All of this raises yet more questions about the content of the National Archives documents that Sandy Berger removed, destroyed, marked, or replaced in preparation for the 9/11 Commission hearings last year. It had been assumed that Berger's vandalism had been directed toward documents dealing with the "Millennium Bomber" incident, which was trumpeted as a successful effort by the Clinton administration to foil a terrorist plot, but upon further examination seemed to be predicated more on good luck than law enforcement efforts.

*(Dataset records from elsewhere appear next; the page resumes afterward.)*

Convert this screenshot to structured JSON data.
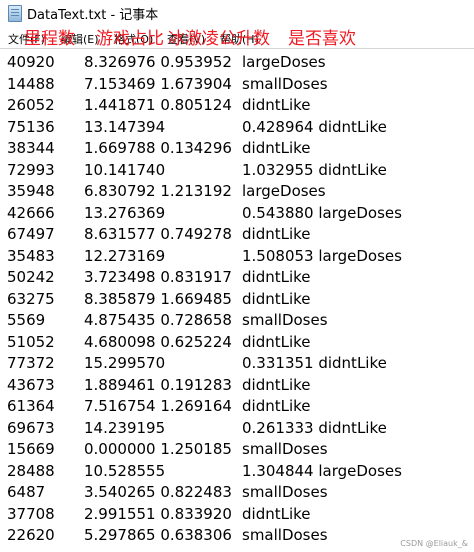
{
  "window": {
    "title": "DataText.txt - 记事本"
  },
  "menu": [
    "文件(F)",
    "编辑(E)",
    "格式(O)",
    "查看(V)",
    "帮助(H)"
  ],
  "annotations": [
    "里程数",
    "游戏占比",
    "冰激凌公升数",
    "是否喜欢"
  ],
  "rows": [
    [
      "40920",
      "8.326976 0.953952",
      "largeDoses"
    ],
    [
      "14488",
      "7.153469 1.673904",
      "smallDoses"
    ],
    [
      "26052",
      "1.441871 0.805124",
      "didntLike"
    ],
    [
      "75136",
      "13.147394",
      "0.428964 didntLike"
    ],
    [
      "38344",
      "1.669788 0.134296",
      "didntLike"
    ],
    [
      "72993",
      "10.141740",
      "1.032955 didntLike"
    ],
    [
      "35948",
      "6.830792 1.213192",
      "largeDoses"
    ],
    [
      "42666",
      "13.276369",
      "0.543880 largeDoses"
    ],
    [
      "67497",
      "8.631577 0.749278",
      "didntLike"
    ],
    [
      "35483",
      "12.273169",
      "1.508053 largeDoses"
    ],
    [
      "50242",
      "3.723498 0.831917",
      "didntLike"
    ],
    [
      "63275",
      "8.385879 1.669485",
      "didntLike"
    ],
    [
      "5569",
      "4.875435 0.728658",
      "smallDoses"
    ],
    [
      "51052",
      "4.680098 0.625224",
      "didntLike"
    ],
    [
      "77372",
      "15.299570",
      "0.331351 didntLike"
    ],
    [
      "43673",
      "1.889461 0.191283",
      "didntLike"
    ],
    [
      "61364",
      "7.516754 1.269164",
      "didntLike"
    ],
    [
      "69673",
      "14.239195",
      "0.261333 didntLike"
    ],
    [
      "15669",
      "0.000000 1.250185",
      "smallDoses"
    ],
    [
      "28488",
      "10.528555",
      "1.304844 largeDoses"
    ],
    [
      "6487",
      "3.540265 0.822483",
      "smallDoses"
    ],
    [
      "37708",
      "2.991551 0.833920",
      "didntLike"
    ],
    [
      "22620",
      "5.297865 0.638306",
      "smallDoses"
    ]
  ],
  "watermark": "CSDN @Eliauk_&"
}
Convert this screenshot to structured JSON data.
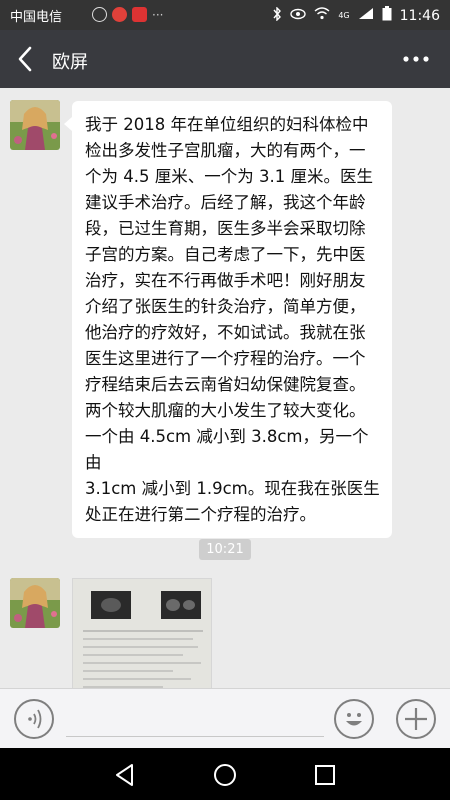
{
  "status_bar": {
    "carrier": "中国电信",
    "time": "11:46",
    "network_badge": "4G",
    "icons": [
      "k-icon",
      "record-icon",
      "app-icon",
      "more-dots-icon",
      "bluetooth-icon",
      "eye-icon",
      "wifi-icon",
      "signal-icon",
      "battery-icon"
    ]
  },
  "nav": {
    "title": "欧屏",
    "icons": [
      "back-arrow-icon",
      "more-icon"
    ]
  },
  "chat": {
    "messages": [
      {
        "type": "text",
        "lines": [
          "我于 2018 年在单位组织的妇科体检中",
          "检出多发性子宫肌瘤，大的有两个，一",
          "个为 4.5 厘米、一个为 3.1 厘米。医生",
          "建议手术治疗。后经了解，我这个年龄",
          "段，已过生育期，医生多半会采取切除",
          "子宫的方案。自己考虑了一下，先中医",
          "治疗，实在不行再做手术吧！刚好朋友",
          "介绍了张医生的针灸治疗，简单方便，",
          "他治疗的疗效好，不如试试。我就在张",
          "医生这里进行了一个疗程的治疗。一个",
          "疗程结束后去云南省妇幼保健院复查。",
          "两个较大肌瘤的大小发生了较大变化。",
          "一个由 4.5cm 减小到 3.8cm，另一个由",
          "3.1cm 减小到 1.9cm。现在我在张医生",
          "处正在进行第二个疗程的治疗。"
        ]
      },
      {
        "type": "timestamp",
        "text": "10:21"
      },
      {
        "type": "image",
        "description_icon": "medical-report-image"
      }
    ]
  },
  "input_bar": {
    "placeholder": "",
    "icons": [
      "voice-icon",
      "emoji-icon",
      "plus-icon"
    ]
  },
  "system_nav": {
    "icons": [
      "triangle-back-icon",
      "circle-home-icon",
      "square-recent-icon"
    ]
  },
  "colors": {
    "status_bg": "#343434",
    "nav_bg": "#393a3f",
    "chat_bg": "#ebebeb",
    "bubble_bg": "#ffffff",
    "input_bg": "#f4f4f6"
  }
}
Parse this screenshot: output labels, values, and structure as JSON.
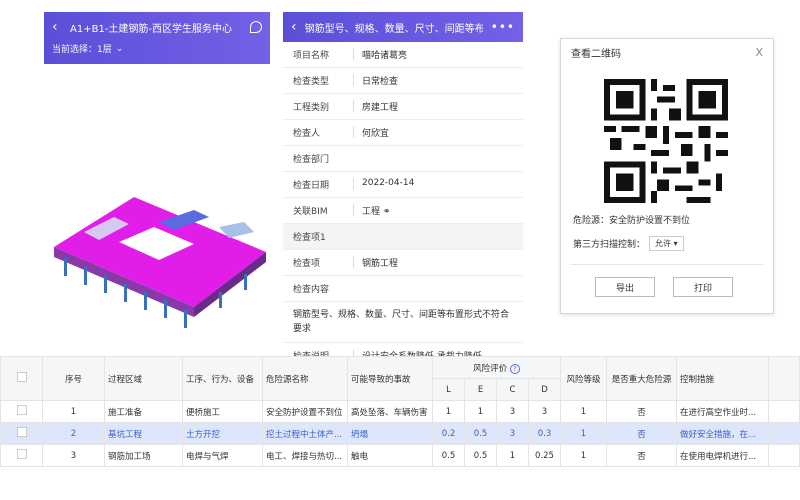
{
  "left_phone": {
    "back_icon": "chevron-left-icon",
    "title": "A1+B1-土建钢筋-西区学生服务中心",
    "location_icon": "location-icon",
    "current_select_label": "当前选择：1层"
  },
  "mid_phone": {
    "title": "钢筋型号、规格、数量、尺寸、间距等布...",
    "more_label": "•••",
    "rows": [
      {
        "label": "项目名称",
        "value": "喵哈诸葛亮"
      },
      {
        "label": "检查类型",
        "value": "日常检查"
      },
      {
        "label": "工程类别",
        "value": "房建工程"
      },
      {
        "label": "检查人",
        "value": "何欣宜"
      },
      {
        "label": "检查部门",
        "value": ""
      },
      {
        "label": "检查日期",
        "value": "2022-04-14"
      },
      {
        "label": "关联BIM",
        "value": "工程"
      },
      {
        "label": "检查项1",
        "value": ""
      },
      {
        "label": "检查项",
        "value": "钢筋工程"
      },
      {
        "label": "检查内容",
        "value": ""
      }
    ],
    "content_text": "钢筋型号、规格、数量、尺寸、间距等布置形式不符合要求",
    "desc_label": "检查说明",
    "desc_value": "设计安全系数降低,承载力降低"
  },
  "dialog": {
    "title": "查看二维码",
    "close_label": "X",
    "hazard_text": "危险源：安全防护设置不到位",
    "perm_label": "第三方扫描控制：",
    "perm_value": "允许",
    "export_label": "导出",
    "print_label": "打印"
  },
  "table": {
    "headers": {
      "seq": "序号",
      "area": "过程区域",
      "process": "工序、行为、设备",
      "hazard": "危险源名称",
      "accident": "可能导致的事故",
      "risk_eval": "风险评价",
      "L": "L",
      "E": "E",
      "C": "C",
      "D": "D",
      "level": "风险等级",
      "major": "是否重大危险源",
      "control": "控制措施"
    },
    "rows": [
      {
        "seq": "1",
        "area": "施工准备",
        "process": "便桥施工",
        "hazard": "安全防护设置不到位",
        "accident": "高处坠落、车辆伤害",
        "L": "1",
        "E": "1",
        "C": "3",
        "D": "3",
        "level": "1",
        "major": "否",
        "control": "在进行高空作业时..."
      },
      {
        "seq": "2",
        "area": "基坑工程",
        "process": "土方开挖",
        "hazard": "挖土过程中土体产...",
        "accident": "坍塌",
        "L": "0.2",
        "E": "0.5",
        "C": "3",
        "D": "0.3",
        "level": "1",
        "major": "否",
        "control": "做好安全措施，在..."
      },
      {
        "seq": "3",
        "area": "钢筋加工场",
        "process": "电焊与气焊",
        "hazard": "电工、焊接与热切...",
        "accident": "触电",
        "L": "0.5",
        "E": "0.5",
        "C": "1",
        "D": "0.25",
        "level": "1",
        "major": "否",
        "control": "在使用电焊机进行..."
      }
    ]
  },
  "colors": {
    "brand": "#5b4fd8",
    "model_magenta": "#e01ee8",
    "selected_row": "#dde6fb"
  }
}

But the unfolding Able Danger scandal and the contradictory claims about the level of Sudanese involvement in 1996 certainly raise the possibility that Berger was digging for other things that might prove embarrassing to the Clinton administration. Nothing would sink Bill Clinton's legacy faster than documented evidence that he waffled and then ran from a certain opportunity to capture Bin Laden, or that his administration's lawyers kept information that should have led to the arrest or deportation of Mohammad Atta under wraps.
Those charges are hot potatoes that no one yet wants to handle.